The comments from the AZ legislature fit the vibe I felt when visiting Phoenix two weeks ago. There's such a weird contradiction of culture down there, where people are very "freedom/don't tread on me" in some ways (the highway, with aggressive drivers and motorcyclists without helmets, gives a real Mad Max vibe). But at the same time, there's this weaponized high-control homogeneity to the suburbs. E.g. You can only paint your house the correct shade of beige.
It's madness to me that rooftop solar is the exception there, not the norm. Especially when the objections are about aesthetics and that it might offend the sightline of somebody passing by.

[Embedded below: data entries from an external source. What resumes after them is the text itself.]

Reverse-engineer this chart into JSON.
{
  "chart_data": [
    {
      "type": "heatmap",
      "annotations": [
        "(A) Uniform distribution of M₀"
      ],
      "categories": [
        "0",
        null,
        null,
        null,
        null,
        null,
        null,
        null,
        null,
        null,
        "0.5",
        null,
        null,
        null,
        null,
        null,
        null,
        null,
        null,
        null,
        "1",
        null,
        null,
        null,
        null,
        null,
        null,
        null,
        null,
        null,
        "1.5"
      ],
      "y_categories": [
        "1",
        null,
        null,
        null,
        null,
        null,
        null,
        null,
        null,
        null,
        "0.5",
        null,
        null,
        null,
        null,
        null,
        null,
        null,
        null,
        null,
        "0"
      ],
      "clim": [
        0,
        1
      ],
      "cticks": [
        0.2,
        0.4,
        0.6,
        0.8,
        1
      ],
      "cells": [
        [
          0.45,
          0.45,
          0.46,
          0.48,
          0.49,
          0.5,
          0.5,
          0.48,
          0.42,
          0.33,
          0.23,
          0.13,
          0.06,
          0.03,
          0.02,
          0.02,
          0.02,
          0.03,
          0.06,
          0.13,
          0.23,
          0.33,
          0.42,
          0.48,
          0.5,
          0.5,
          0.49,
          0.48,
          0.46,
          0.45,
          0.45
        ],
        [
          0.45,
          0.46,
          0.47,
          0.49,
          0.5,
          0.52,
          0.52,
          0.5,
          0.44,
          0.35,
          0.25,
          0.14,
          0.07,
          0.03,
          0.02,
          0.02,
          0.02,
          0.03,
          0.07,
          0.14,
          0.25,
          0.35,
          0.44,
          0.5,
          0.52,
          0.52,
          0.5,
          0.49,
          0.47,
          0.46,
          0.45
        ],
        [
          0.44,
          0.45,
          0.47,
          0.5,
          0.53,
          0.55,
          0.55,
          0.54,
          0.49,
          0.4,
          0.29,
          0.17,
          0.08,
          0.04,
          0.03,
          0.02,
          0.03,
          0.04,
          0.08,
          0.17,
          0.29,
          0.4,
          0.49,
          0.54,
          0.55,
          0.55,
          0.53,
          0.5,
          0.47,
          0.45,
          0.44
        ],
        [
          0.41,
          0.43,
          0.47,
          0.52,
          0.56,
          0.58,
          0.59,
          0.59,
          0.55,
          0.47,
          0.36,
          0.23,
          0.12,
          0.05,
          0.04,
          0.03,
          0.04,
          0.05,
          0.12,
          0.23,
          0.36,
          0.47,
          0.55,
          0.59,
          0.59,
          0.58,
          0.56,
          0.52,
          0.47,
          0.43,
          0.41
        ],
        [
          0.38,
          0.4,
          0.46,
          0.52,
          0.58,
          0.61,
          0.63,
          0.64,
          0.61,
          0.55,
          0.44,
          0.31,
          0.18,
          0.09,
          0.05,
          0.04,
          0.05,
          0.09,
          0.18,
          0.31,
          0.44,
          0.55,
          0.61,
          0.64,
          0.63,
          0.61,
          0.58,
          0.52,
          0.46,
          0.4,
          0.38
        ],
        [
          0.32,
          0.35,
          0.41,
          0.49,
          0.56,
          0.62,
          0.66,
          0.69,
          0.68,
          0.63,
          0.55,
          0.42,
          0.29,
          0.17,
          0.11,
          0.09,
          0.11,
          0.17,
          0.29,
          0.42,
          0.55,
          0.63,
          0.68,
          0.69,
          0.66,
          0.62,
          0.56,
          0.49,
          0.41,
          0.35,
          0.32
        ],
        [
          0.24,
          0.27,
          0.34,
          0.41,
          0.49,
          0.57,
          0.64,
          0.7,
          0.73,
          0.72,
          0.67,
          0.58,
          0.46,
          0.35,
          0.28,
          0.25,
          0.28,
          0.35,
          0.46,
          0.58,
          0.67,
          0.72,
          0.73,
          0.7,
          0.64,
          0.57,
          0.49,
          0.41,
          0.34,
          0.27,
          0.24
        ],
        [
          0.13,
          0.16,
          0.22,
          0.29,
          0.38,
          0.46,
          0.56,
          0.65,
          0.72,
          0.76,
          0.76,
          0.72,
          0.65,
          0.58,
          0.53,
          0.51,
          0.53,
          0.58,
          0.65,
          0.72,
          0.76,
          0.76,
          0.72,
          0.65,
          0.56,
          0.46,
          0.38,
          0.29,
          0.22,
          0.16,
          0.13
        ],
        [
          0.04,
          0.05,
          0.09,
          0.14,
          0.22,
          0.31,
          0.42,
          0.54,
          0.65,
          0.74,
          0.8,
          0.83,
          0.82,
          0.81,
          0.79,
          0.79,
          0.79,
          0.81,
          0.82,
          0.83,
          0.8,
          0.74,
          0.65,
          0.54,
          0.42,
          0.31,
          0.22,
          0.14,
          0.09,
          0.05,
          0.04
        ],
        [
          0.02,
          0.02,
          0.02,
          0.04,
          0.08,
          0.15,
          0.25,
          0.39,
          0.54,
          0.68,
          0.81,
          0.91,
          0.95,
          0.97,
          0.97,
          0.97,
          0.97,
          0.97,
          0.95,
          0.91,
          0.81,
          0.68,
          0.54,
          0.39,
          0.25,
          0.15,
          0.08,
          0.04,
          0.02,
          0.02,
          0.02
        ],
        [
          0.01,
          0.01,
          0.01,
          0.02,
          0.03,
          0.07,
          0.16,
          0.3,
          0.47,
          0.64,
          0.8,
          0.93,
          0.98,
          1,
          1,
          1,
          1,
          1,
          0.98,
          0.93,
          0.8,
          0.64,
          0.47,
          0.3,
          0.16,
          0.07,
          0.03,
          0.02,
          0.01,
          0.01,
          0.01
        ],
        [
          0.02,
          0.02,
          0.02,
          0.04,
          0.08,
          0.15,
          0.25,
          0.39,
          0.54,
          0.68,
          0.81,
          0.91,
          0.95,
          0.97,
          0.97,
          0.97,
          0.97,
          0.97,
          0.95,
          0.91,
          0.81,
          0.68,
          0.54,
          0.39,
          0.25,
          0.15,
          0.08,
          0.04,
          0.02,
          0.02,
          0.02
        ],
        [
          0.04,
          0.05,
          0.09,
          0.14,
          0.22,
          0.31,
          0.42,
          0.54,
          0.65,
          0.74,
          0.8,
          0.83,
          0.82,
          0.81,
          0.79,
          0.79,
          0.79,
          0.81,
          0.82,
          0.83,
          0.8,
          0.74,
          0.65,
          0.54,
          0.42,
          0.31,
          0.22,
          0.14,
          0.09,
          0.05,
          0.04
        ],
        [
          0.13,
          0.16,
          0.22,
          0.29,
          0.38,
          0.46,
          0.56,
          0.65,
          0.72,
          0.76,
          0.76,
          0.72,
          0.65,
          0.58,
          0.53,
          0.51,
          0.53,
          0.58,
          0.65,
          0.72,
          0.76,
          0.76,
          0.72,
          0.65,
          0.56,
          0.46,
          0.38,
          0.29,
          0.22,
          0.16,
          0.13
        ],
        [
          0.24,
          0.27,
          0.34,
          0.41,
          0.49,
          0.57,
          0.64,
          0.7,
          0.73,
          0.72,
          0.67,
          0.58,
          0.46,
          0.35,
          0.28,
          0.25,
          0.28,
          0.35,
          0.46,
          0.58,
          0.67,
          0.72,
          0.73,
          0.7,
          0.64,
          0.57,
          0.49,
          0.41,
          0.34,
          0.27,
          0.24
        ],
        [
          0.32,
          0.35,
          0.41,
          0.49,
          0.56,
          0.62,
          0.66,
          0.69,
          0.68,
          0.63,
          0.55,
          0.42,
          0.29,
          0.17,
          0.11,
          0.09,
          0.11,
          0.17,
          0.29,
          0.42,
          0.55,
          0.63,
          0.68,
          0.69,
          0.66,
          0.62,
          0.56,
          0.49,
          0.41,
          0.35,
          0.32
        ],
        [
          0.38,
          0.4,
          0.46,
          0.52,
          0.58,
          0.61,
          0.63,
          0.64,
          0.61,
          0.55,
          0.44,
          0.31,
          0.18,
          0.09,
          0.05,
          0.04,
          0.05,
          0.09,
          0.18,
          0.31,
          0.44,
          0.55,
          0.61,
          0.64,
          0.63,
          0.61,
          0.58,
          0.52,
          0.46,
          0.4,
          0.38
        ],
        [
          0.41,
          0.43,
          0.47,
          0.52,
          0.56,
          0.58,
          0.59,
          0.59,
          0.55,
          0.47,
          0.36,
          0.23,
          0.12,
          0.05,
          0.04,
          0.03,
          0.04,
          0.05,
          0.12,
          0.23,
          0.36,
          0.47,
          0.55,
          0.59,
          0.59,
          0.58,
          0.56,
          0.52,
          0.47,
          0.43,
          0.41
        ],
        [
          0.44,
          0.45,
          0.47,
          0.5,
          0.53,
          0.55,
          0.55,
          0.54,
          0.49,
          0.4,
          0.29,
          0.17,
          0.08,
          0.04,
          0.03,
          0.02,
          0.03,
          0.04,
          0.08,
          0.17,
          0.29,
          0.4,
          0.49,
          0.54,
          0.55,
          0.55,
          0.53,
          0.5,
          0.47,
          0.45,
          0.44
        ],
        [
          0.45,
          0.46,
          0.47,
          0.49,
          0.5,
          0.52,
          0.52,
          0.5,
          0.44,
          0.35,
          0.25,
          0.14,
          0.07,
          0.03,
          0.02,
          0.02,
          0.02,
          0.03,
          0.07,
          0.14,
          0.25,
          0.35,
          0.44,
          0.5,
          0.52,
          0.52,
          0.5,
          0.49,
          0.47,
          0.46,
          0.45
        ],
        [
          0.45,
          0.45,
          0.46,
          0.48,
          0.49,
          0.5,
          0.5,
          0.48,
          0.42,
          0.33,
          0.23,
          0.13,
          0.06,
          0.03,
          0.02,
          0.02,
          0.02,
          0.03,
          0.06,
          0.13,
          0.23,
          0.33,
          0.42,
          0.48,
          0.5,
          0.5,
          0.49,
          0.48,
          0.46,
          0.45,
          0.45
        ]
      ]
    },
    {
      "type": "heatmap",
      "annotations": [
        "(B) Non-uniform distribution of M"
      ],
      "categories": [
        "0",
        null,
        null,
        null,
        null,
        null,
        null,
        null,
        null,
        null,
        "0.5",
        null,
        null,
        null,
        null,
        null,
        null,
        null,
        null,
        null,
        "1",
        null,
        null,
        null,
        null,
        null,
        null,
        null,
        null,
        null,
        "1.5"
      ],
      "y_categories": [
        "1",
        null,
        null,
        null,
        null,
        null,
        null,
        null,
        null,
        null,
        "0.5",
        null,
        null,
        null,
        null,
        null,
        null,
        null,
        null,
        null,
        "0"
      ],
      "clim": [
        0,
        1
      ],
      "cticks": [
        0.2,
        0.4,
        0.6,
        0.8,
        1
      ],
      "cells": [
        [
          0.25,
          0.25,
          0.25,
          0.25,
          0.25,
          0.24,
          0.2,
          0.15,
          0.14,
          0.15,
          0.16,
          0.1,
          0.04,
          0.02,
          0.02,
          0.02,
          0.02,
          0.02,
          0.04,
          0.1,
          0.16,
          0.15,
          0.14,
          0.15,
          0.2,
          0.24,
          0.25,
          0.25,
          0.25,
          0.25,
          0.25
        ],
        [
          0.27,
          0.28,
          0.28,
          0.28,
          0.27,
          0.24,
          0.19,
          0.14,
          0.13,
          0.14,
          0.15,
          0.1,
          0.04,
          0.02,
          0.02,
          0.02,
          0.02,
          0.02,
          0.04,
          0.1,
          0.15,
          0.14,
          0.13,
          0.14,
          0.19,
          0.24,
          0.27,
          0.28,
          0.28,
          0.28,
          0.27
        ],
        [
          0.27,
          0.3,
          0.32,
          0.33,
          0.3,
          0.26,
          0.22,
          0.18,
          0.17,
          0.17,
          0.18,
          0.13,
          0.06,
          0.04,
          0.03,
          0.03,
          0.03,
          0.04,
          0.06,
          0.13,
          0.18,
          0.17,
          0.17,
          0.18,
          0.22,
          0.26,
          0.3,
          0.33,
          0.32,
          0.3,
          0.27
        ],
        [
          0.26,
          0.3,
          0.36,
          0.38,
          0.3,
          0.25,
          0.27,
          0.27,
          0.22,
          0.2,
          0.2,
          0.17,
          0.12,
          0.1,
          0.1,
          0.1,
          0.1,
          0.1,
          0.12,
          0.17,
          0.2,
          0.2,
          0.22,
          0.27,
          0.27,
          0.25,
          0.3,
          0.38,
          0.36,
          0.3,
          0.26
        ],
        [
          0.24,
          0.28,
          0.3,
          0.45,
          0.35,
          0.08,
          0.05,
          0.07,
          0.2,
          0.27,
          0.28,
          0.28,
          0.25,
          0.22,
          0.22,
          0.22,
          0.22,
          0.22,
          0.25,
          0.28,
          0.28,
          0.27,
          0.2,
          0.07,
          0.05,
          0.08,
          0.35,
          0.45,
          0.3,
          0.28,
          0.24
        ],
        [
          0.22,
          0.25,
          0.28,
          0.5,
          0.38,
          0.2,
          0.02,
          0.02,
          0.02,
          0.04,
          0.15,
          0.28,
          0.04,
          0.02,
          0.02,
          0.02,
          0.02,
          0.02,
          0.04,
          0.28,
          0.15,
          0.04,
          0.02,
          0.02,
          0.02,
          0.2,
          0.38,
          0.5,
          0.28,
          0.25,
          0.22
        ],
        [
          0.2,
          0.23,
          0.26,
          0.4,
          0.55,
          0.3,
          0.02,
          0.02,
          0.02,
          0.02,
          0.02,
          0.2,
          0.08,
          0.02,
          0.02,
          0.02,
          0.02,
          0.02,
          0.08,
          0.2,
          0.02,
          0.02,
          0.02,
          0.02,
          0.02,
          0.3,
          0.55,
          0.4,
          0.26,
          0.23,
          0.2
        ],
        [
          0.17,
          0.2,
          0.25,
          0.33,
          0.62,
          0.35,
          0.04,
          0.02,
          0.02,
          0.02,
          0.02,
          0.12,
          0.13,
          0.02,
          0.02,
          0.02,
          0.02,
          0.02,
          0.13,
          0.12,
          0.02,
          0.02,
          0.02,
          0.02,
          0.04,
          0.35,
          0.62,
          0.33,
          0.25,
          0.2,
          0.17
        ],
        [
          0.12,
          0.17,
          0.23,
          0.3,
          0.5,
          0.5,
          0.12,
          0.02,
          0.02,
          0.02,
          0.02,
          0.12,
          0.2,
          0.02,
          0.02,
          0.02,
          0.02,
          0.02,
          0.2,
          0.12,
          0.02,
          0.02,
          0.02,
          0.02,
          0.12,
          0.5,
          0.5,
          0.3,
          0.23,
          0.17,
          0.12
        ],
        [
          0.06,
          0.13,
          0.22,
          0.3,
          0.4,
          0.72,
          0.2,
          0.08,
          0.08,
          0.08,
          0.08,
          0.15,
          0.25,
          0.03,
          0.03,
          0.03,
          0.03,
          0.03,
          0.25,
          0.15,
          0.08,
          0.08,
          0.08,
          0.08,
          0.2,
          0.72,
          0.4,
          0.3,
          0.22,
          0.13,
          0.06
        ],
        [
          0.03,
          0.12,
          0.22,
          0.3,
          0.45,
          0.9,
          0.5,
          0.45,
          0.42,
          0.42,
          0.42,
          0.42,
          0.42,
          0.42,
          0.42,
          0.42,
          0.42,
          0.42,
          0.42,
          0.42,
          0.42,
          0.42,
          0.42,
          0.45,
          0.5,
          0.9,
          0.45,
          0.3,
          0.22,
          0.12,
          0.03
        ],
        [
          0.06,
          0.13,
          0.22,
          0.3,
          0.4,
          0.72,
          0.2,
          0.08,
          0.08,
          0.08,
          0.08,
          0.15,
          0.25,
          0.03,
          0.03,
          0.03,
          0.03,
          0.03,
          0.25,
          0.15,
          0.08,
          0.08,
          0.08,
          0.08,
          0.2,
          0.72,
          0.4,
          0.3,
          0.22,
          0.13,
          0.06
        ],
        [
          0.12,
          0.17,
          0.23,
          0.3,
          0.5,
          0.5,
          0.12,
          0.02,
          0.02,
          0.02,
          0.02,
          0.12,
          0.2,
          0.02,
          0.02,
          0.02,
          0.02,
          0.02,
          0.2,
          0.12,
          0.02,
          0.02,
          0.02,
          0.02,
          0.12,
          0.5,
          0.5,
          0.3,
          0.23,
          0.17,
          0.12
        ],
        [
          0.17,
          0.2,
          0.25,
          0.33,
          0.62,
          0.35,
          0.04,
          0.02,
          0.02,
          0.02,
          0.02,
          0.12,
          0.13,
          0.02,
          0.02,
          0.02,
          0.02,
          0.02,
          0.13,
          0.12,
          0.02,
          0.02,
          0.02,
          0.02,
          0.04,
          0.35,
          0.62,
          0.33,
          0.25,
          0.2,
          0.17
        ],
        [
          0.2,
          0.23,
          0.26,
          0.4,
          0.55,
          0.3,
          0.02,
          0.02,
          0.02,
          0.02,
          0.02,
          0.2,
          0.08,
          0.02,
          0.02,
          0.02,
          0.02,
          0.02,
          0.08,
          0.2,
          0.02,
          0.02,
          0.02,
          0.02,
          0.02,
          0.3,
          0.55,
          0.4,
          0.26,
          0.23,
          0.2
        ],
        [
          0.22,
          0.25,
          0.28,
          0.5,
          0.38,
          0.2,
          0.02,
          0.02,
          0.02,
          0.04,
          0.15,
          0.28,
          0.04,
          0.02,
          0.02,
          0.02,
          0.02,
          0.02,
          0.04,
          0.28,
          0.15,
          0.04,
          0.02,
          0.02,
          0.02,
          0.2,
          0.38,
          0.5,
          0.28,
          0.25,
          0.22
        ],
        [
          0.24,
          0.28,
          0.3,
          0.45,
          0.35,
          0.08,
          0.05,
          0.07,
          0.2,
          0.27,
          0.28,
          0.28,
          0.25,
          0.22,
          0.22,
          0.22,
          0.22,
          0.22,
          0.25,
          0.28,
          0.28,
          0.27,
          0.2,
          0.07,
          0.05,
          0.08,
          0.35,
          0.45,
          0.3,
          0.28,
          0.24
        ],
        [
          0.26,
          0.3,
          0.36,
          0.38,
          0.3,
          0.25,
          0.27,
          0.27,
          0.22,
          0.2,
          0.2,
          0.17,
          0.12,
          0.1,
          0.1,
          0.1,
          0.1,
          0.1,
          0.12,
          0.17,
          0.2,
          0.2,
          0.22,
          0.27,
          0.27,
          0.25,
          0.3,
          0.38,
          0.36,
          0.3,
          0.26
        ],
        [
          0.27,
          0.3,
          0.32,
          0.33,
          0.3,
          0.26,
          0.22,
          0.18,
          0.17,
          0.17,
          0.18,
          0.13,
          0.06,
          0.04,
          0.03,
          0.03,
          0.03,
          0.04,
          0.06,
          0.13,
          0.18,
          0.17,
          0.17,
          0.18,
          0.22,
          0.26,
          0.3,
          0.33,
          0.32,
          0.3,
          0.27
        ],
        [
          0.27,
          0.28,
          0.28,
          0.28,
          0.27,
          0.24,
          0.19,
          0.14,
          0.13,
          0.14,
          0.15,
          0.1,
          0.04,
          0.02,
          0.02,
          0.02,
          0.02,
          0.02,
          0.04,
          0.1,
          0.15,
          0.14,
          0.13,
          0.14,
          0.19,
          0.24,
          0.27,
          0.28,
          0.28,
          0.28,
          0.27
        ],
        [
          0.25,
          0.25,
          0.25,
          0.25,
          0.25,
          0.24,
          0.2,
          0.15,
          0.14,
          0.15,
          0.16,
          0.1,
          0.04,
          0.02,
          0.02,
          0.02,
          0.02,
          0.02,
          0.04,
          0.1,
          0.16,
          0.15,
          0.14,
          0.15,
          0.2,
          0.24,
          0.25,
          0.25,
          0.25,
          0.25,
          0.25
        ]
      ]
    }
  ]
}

Please get rid of that electric buzz you've been using in your podcasts when you break in with the non-commercial. It's horrible. It's why I stopped subscribing.
Bill - the buzz is here to stay, apologies!
Also dislike the buzz (not enough to unsubscribe) and wish it was not here to stay
Any progress on eliminating the announcement for paid subscribers?
Not yet, still waiting for Substack to make this possible without splitting the comments section into two separate communities :/
Put this on the list of enshittification
QUESTION:
We can learn a lot from Ukraine's innovation in war-fighting (altho I doubt our current "warrior ethos" twits will), but we can also learn from Ukraine's weaknesses.
Kyiv has been under direct missile attack for six weeks, aimed primarily at energy infrastructure.
My question is, who if anyone is looking at ways to "harden" America's energy system from such attack?
Much of our population and economic production is on or near our coasts, well within missile range of submarines outside our territorial waters. North America may look isolated on a globe or map. That doesn't mean we're not exposed.
Clearly I missed a critical point: You have TWO dogs now?